I thought about quitting in the middle of last semester. I stuck it out because I had already paid my tuition but it made me wonder why I trembled at the thought of not taking classes. Not getting closer to graduation haunted my dreams and I would wake up hoping that I would regain the will to actually get my bachelor’s.

Why was I scared of this break?

I’ve been in school as long as I can remember; there was never a moment that school wasn’t on the horizon for me.

Why was I putting off telling my parents that I was tired? Why was I scared of mentioning to my friends that I couldn’t do it? Why was I looking forward to getting more hours at my job?

These feelings brought me to ask my friends about their thoughts on the matter and the responses were divided. There were… those that felt it was better to power through it, and then there were those that felt it was important to take breaks for yourself. I sat in the middle and wondered why there was so much fear in my heart about the latter. When I asked to write this article, I got responses that mirrored what my small circle of friends had been saying.

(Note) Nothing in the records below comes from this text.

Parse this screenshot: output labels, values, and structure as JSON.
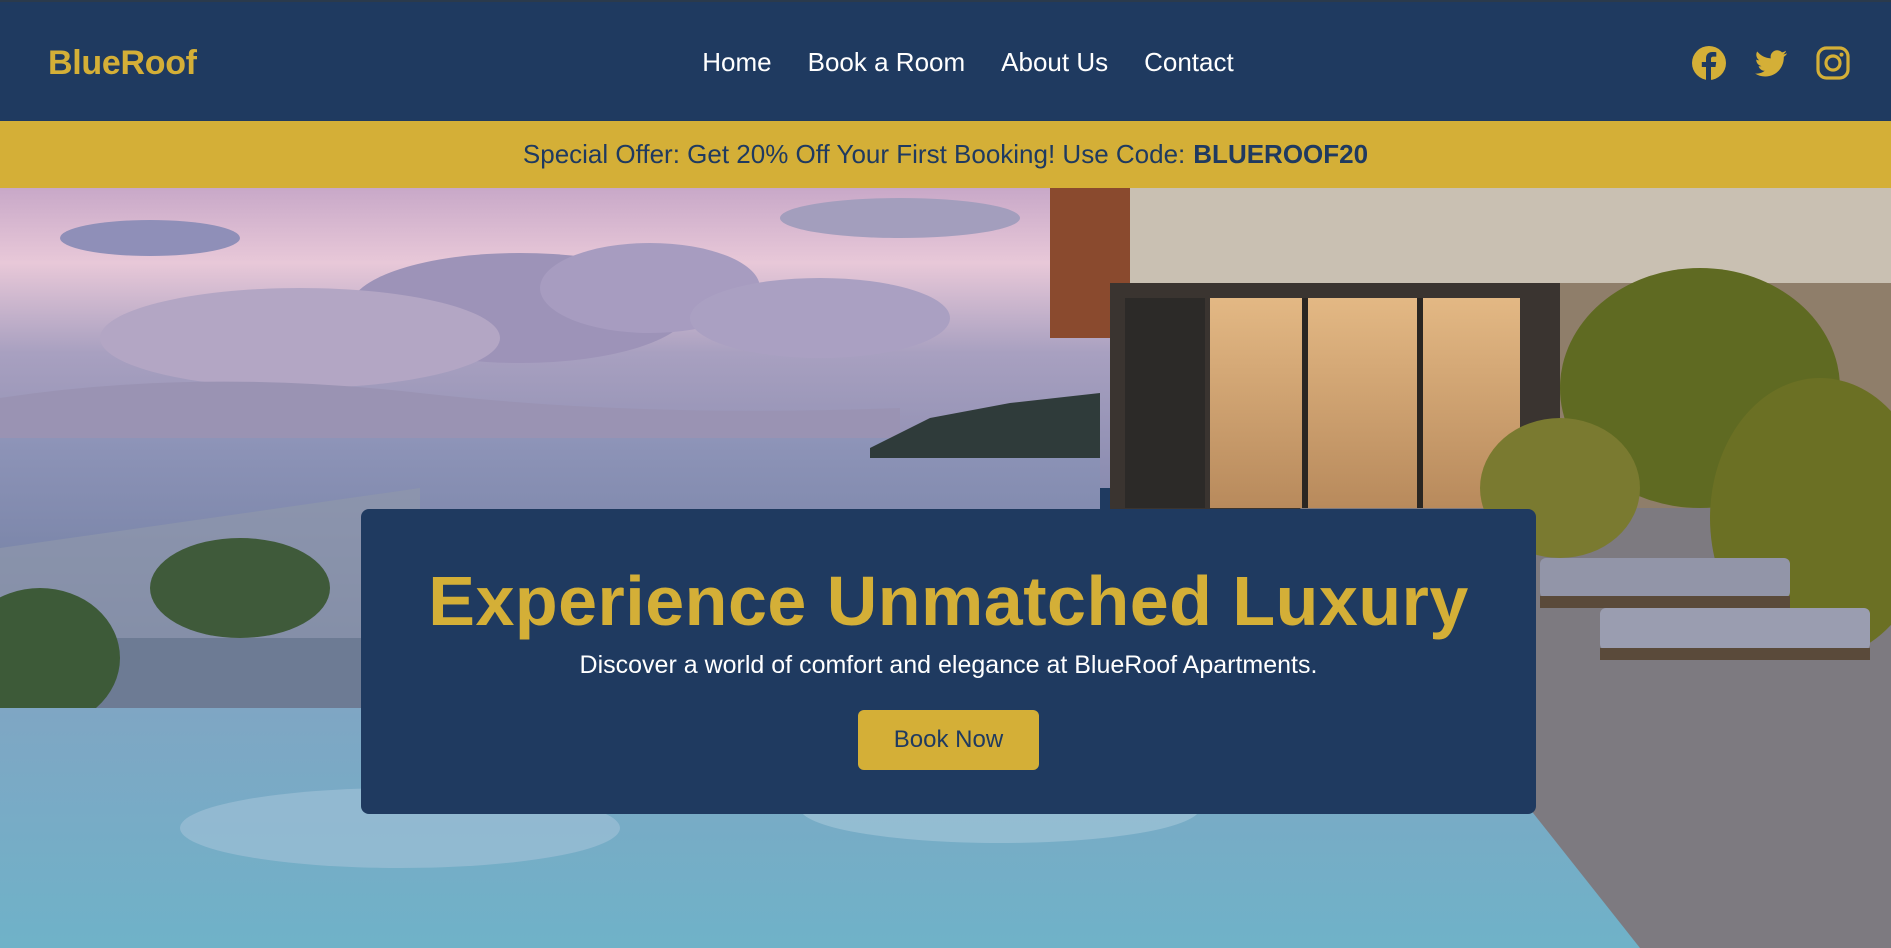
{
  "header": {
    "brand": "BlueRoof",
    "nav": [
      "Home",
      "Book a Room",
      "About Us",
      "Contact"
    ],
    "socials": [
      "facebook-icon",
      "twitter-icon",
      "instagram-icon"
    ]
  },
  "promo": {
    "text": "Special Offer: Get 20% Off Your First Booking! Use Code:",
    "code": "BLUEROOF20"
  },
  "hero": {
    "title": "Experience Unmatched Luxury",
    "subtitle": "Discover a world of comfort and elegance at BlueRoof Apartments.",
    "button": "Book Now"
  },
  "colors": {
    "primary": "#1f3a60",
    "accent": "#d4af37",
    "text_light": "#ffffff"
  }
}
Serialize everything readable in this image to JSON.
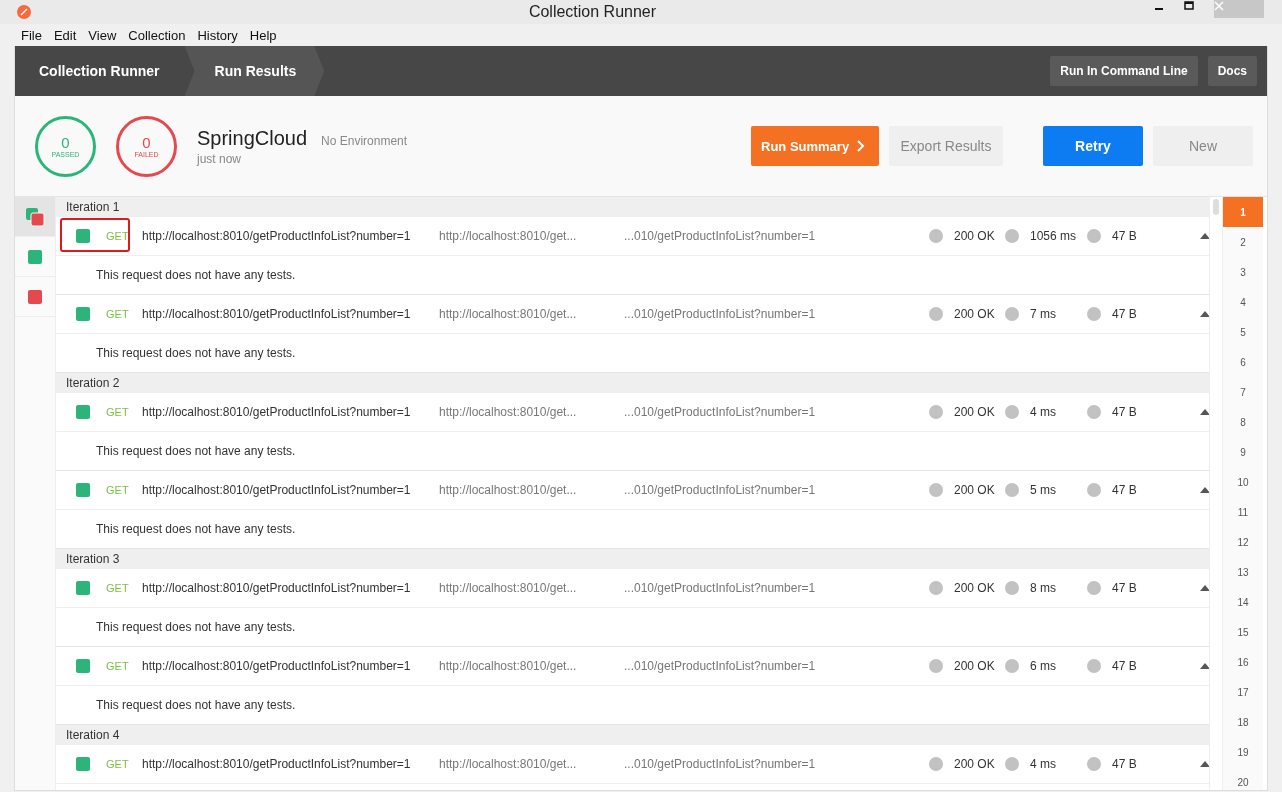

I just wanna get it over with (and the idea of being out of school before I absolutely need to is terrifying) @er.del

What’s interesting about reading the comments on the post was that it was eerily similar to the debates I had been having in my mind. I did want school to be “over with”; for many that is the right solution and is important to keep up momentum.

Nope! I'm a huge nerd and I love school :D I like being busy and I think I'd be really bored taking a semester off @christinamarando2

Education can be fun for me, and it makes me happy to know that there are classmates who are not as laboured with the decision as I am. I knew I needed to find that spark of joy again before returning.

I also thought that maybe taking a semester off would make me too lax and I'd eventually take more semesters off and next thing I knew I spent a whole year off hahaha @angella.keush

I think this is what my parents fear most, but I wondered if I would enjoy my time off too much. I’ve heard you can rest too much but it’s always a tricky thing. It's a situation that I feel needs an adjustment once in a while and revolution on what needs to happen next.

I think after my Masters I will take time off before a PhD. I'm a nerd but I need to travel too! :) @tammramm

Circling back, I think it was that limitation that made me let go of this semester. I wanted to not be bound to the schedule that I had made and I wanted freedom to do other things while my mind reset.

I often take breathers at work, a five minute period when I simply try to focus my busy brain. I’m taking a breather from school because I felt lost and confused. I don’t regret my decision, nor do I feel like others should regret stepping away from being a student.

It’s been a month and a half now, approximately, since the semester began. The guilt has disappeared and I often lie in bed and not feel stressed. It’s a strange feeling that there is nothing perpetually hanging over my head. The first few weeks were difficult and strange; I would wake up early and feel an impending dread that would slowly evaporate as I remembered that I didn’t have classes that morning. I didn’t have classes that week. I didn’t have homework. It shouldn’t feel weird to feel this, my days were suddenly empty and I sat in my bed not knowing what to do. I sat on the floor and played with my cat, I ate food and played video games. I approached my writing that had been a dead end and found it was a clear path. I felt creative again and I felt better with each passing day.

For me, this was the answer to the stress that had been hiding away. I’m glad I did this.